Computationally optimized broadly reactive antigens (COBRAs) induce broad and protective immune responses across multiple viral vaccine platforms. However, their suitability for incorporation into live attenuated influenza vaccines (LAIVs) remains uncertain, as antigen modifications could potentially impact LAIV generation, replication, stability, or immunogenicity. In this study, COBRA hemagglutinin (HA) and neuraminidase (NA) antigens designated Y2 and N1I, respectively, of the influenza H1N1 subtype were reverse-engineered into A/Puerto Rico/8/1934 (PR8)-based LAIVs.
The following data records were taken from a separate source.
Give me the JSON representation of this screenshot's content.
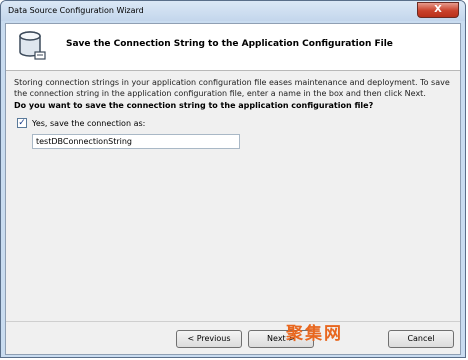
{
  "window": {
    "title": "Data Source Configuration Wizard",
    "close_glyph": "X"
  },
  "header": {
    "title": "Save the Connection String to the Application Configuration File",
    "icon": "database-icon"
  },
  "content": {
    "description": "Storing connection strings in your application configuration file eases maintenance and deployment. To save the connection string in the application configuration file, enter a name in the box and then click Next.",
    "question": "Do you want to save the connection string to the application configuration file?",
    "checkbox": {
      "checked": true,
      "mark": "✓",
      "label": "Yes, save the connection as:"
    },
    "connection_name": "testDBConnectionString"
  },
  "buttons": {
    "previous": "< Previous",
    "next": "Next >",
    "cancel": "Cancel"
  },
  "watermark": "聚集网"
}
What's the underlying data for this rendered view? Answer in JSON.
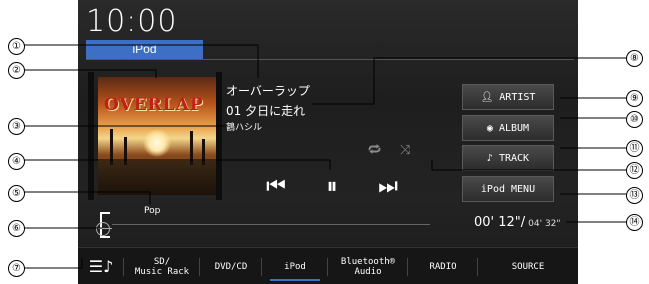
{
  "status": {
    "clock": "10:00"
  },
  "source_tab": "iPod",
  "now_playing": {
    "album_art_text": "OVERLAP",
    "album": "オーバーラップ",
    "track": "01 夕日に走れ",
    "artist": "鶴ハシル",
    "genre": "Pop",
    "elapsed": "00' 12\"/",
    "total": "04' 32\""
  },
  "transport": {
    "prev_icon": "skip-previous-icon",
    "pause_icon": "pause-icon",
    "next_icon": "skip-next-icon"
  },
  "modes": {
    "repeat_icon": "repeat-icon",
    "shuffle_icon": "shuffle-icon"
  },
  "side_menu": [
    {
      "label": "ARTIST",
      "icon": "person-icon"
    },
    {
      "label": "ALBUM",
      "icon": "disc-icon"
    },
    {
      "label": "TRACK",
      "icon": "music-note-icon"
    },
    {
      "label": "iPod MENU",
      "icon": ""
    }
  ],
  "bottom_tabs": [
    {
      "label": "",
      "icon": "settings-music-icon"
    },
    {
      "label": "SD/\nMusic Rack"
    },
    {
      "label": "DVD/CD"
    },
    {
      "label": "iPod",
      "active": true
    },
    {
      "label": "Bluetooth®\nAudio"
    },
    {
      "label": "RADIO"
    },
    {
      "label": "SOURCE"
    }
  ],
  "callouts": [
    "①",
    "②",
    "③",
    "④",
    "⑤",
    "⑥",
    "⑦",
    "⑧",
    "⑨",
    "⑩",
    "⑪",
    "⑫",
    "⑬",
    "⑭"
  ],
  "colors": {
    "accent": "#3d6fc4",
    "background": "#222222"
  }
}
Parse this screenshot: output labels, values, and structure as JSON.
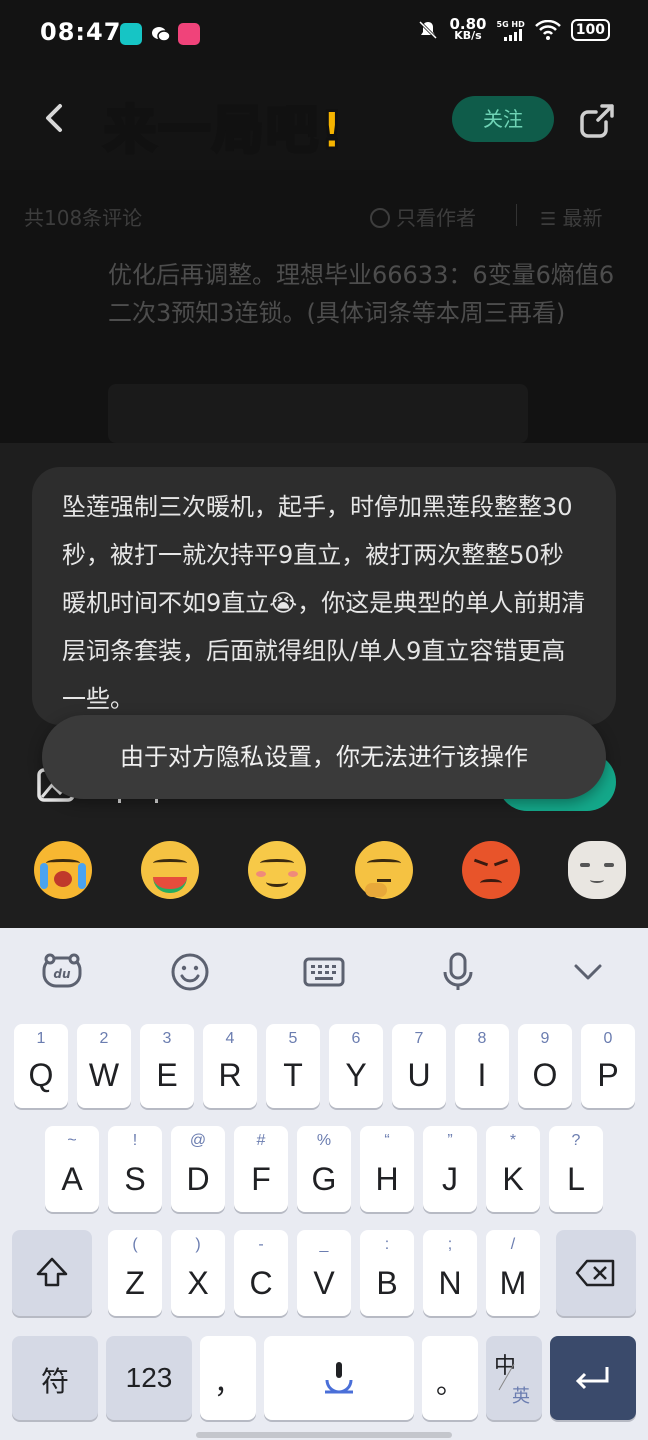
{
  "status_bar": {
    "time": "08:47",
    "net_speed_value": "0.80",
    "net_speed_unit": "KB/s",
    "signal_label": "5G HD",
    "battery": "100"
  },
  "header": {
    "overlay_title": "来一局吧!",
    "follow_label": "关注"
  },
  "comments": {
    "count_label": "共108条评论",
    "only_author_label": "只看作者",
    "sort_label": "最新",
    "comment_text": "优化后再调整。理想毕业66633：6变量6熵值6二次3预知3连锁。(具体词条等本周三再看)"
  },
  "reply_sheet": {
    "quoted_text": "坠莲强制三次暖机，起手，时停加黑莲段整整30秒，被打一就次持平9直立，被打两次整整50秒暖机时间不如9直立😭，你这是典型的单人前期清层词条套装，后面就得组队/单人9直立容错更高一些。",
    "toast": "由于对方隐私设置，你无法进行该操作",
    "emojis": [
      {
        "icon": "crying-face",
        "color": "#f7b731"
      },
      {
        "icon": "eating-watermelon-face",
        "color": "#f5c242"
      },
      {
        "icon": "smug-face",
        "color": "#f7c948"
      },
      {
        "icon": "thinking-face",
        "color": "#f5c242"
      },
      {
        "icon": "angry-face",
        "color": "#e8542a"
      },
      {
        "icon": "cat-face",
        "color": "#e9e6e1"
      }
    ]
  },
  "keyboard": {
    "toolbar": [
      "du-logo-icon",
      "emoji-icon",
      "keyboard-icon",
      "microphone-icon",
      "chevron-down-icon"
    ],
    "row1": [
      {
        "main": "Q",
        "sub": "1"
      },
      {
        "main": "W",
        "sub": "2"
      },
      {
        "main": "E",
        "sub": "3"
      },
      {
        "main": "R",
        "sub": "4"
      },
      {
        "main": "T",
        "sub": "5"
      },
      {
        "main": "Y",
        "sub": "6"
      },
      {
        "main": "U",
        "sub": "7"
      },
      {
        "main": "I",
        "sub": "8"
      },
      {
        "main": "O",
        "sub": "9"
      },
      {
        "main": "P",
        "sub": "0"
      }
    ],
    "row2": [
      {
        "main": "A",
        "sub": "~"
      },
      {
        "main": "S",
        "sub": "!"
      },
      {
        "main": "D",
        "sub": "@"
      },
      {
        "main": "F",
        "sub": "#"
      },
      {
        "main": "G",
        "sub": "%"
      },
      {
        "main": "H",
        "sub": "“"
      },
      {
        "main": "J",
        "sub": "”"
      },
      {
        "main": "K",
        "sub": "*"
      },
      {
        "main": "L",
        "sub": "?"
      }
    ],
    "row3": [
      {
        "main": "Z",
        "sub": "("
      },
      {
        "main": "X",
        "sub": ")"
      },
      {
        "main": "C",
        "sub": "-"
      },
      {
        "main": "V",
        "sub": "_"
      },
      {
        "main": "B",
        "sub": ":"
      },
      {
        "main": "N",
        "sub": ";"
      },
      {
        "main": "M",
        "sub": "/"
      }
    ],
    "symbol_label": "符",
    "number_label": "123",
    "comma_label": "，",
    "period_label": "。",
    "lang_cn": "中",
    "lang_en": "英"
  }
}
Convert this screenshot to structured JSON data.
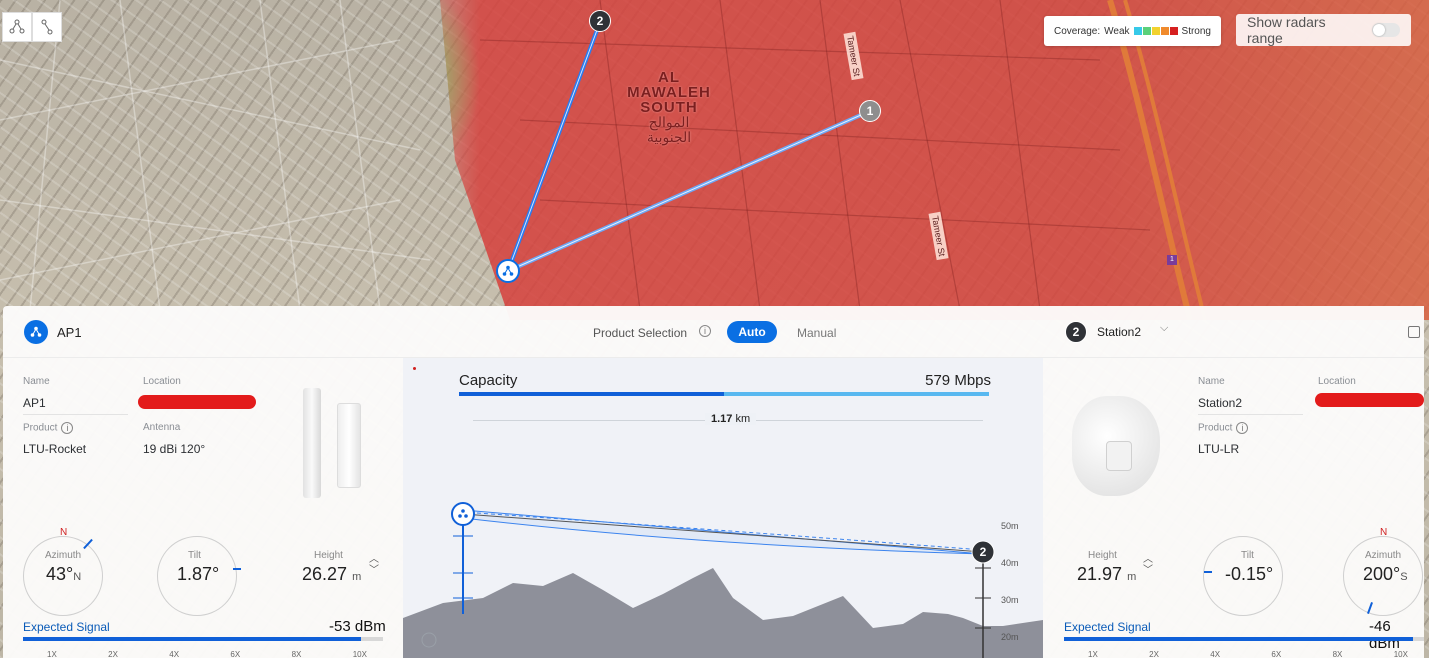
{
  "map": {
    "place_label_en": "AL MAWALEH\nSOUTH",
    "place_label_ar": "الموالح\nالجنوبية",
    "streets": [
      "Tameer St",
      "Tameer St"
    ],
    "nodes": [
      {
        "label": "1",
        "kind": "station"
      },
      {
        "label": "2",
        "kind": "station"
      },
      {
        "label": "",
        "kind": "access-point"
      }
    ],
    "coverage_legend": {
      "prefix": "Coverage:",
      "weak": "Weak",
      "strong": "Strong",
      "colors": [
        "#36c9e8",
        "#5ad07a",
        "#f2d22e",
        "#f08a2c",
        "#d62020"
      ]
    },
    "radar_toggle": {
      "label": "Show radars range",
      "on": false
    },
    "route_badge": "1",
    "colors": {
      "link": "#2a7cf0",
      "coverage": "#d6403c"
    }
  },
  "toolbar": {
    "tools": [
      {
        "icon": "topology-icon"
      },
      {
        "icon": "link-icon"
      }
    ]
  },
  "panel": {
    "left": {
      "title": "AP1",
      "name_label": "Name",
      "name_value": "AP1",
      "location_label": "Location",
      "product_label": "Product",
      "product_value": "LTU-Rocket",
      "antenna_label": "Antenna",
      "antenna_value": "19 dBi 120°",
      "azimuth_label": "Azimuth",
      "azimuth_value": "43°",
      "azimuth_unit": "N",
      "north": "N",
      "tilt_label": "Tilt",
      "tilt_value": "1.87°",
      "height_label": "Height",
      "height_value": "26.27",
      "height_unit": "m",
      "signal_label": "Expected Signal",
      "signal_value": "-53 dBm",
      "signal_level": 0.94,
      "scale": [
        "1X",
        "2X",
        "4X",
        "6X",
        "8X",
        "10X"
      ]
    },
    "product_selection": {
      "label": "Product Selection",
      "auto": "Auto",
      "manual": "Manual",
      "selected": "Auto"
    },
    "center": {
      "capacity_label": "Capacity",
      "capacity_value": "579 Mbps",
      "capacity_fill": 0.5,
      "distance_value": "1.17",
      "distance_unit": "km",
      "heights": [
        "50m",
        "40m",
        "30m",
        "20m"
      ],
      "end_badge": "2"
    },
    "right": {
      "title": "Station2",
      "badge": "2",
      "name_label": "Name",
      "name_value": "Station2",
      "location_label": "Location",
      "product_label": "Product",
      "product_value": "LTU-LR",
      "azimuth_label": "Azimuth",
      "azimuth_value": "200°",
      "azimuth_unit": "S",
      "north": "N",
      "tilt_label": "Tilt",
      "tilt_value": "-0.15°",
      "height_label": "Height",
      "height_value": "21.97",
      "height_unit": "m",
      "signal_label": "Expected Signal",
      "signal_value": "-46 dBm",
      "signal_level": 0.97,
      "scale": [
        "1X",
        "2X",
        "4X",
        "6X",
        "8X",
        "10X"
      ]
    }
  }
}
The impact of HA stability and NA composition on LAIV properties was evaluated in cell culture, mice, and ferrets. COBRA LAIV yields were higher in MDCK cells compared to Vero cells, and a higher HA activation pH was associated with increased LAIV growth in cell culture. The COBRA LAIVs elicited broad antibody responses against pandemic H1N1 viruses and provided robust protection in both mice and ferrets. The standard COBRA LAIV, containing unmodified HA Y2 and NA N1I, had virus inactivation pH and HA activation pH values of 5.4 and 5.6, respectively. In contrast, a modified COBRA LAIV, containing an HA2-K153E mutation and NA from the vaccine strain A/Hawaii/70/2019 (HI19), had a virus inactivation pH of 5.3 and an elevated HA activation pH of 6.0. This modified LAIV had improved growth in cell culture and greater protection from challenge virus lung titers in elderly ferrets. These studies demonstrate the successful integration of COBRA antigen engineering into a LAIV platform. Furthermore, fine-tuning HA stability and NA composition appears to be a promising strategy to enhance LAIVs containing modifications to computationally optimized antigens.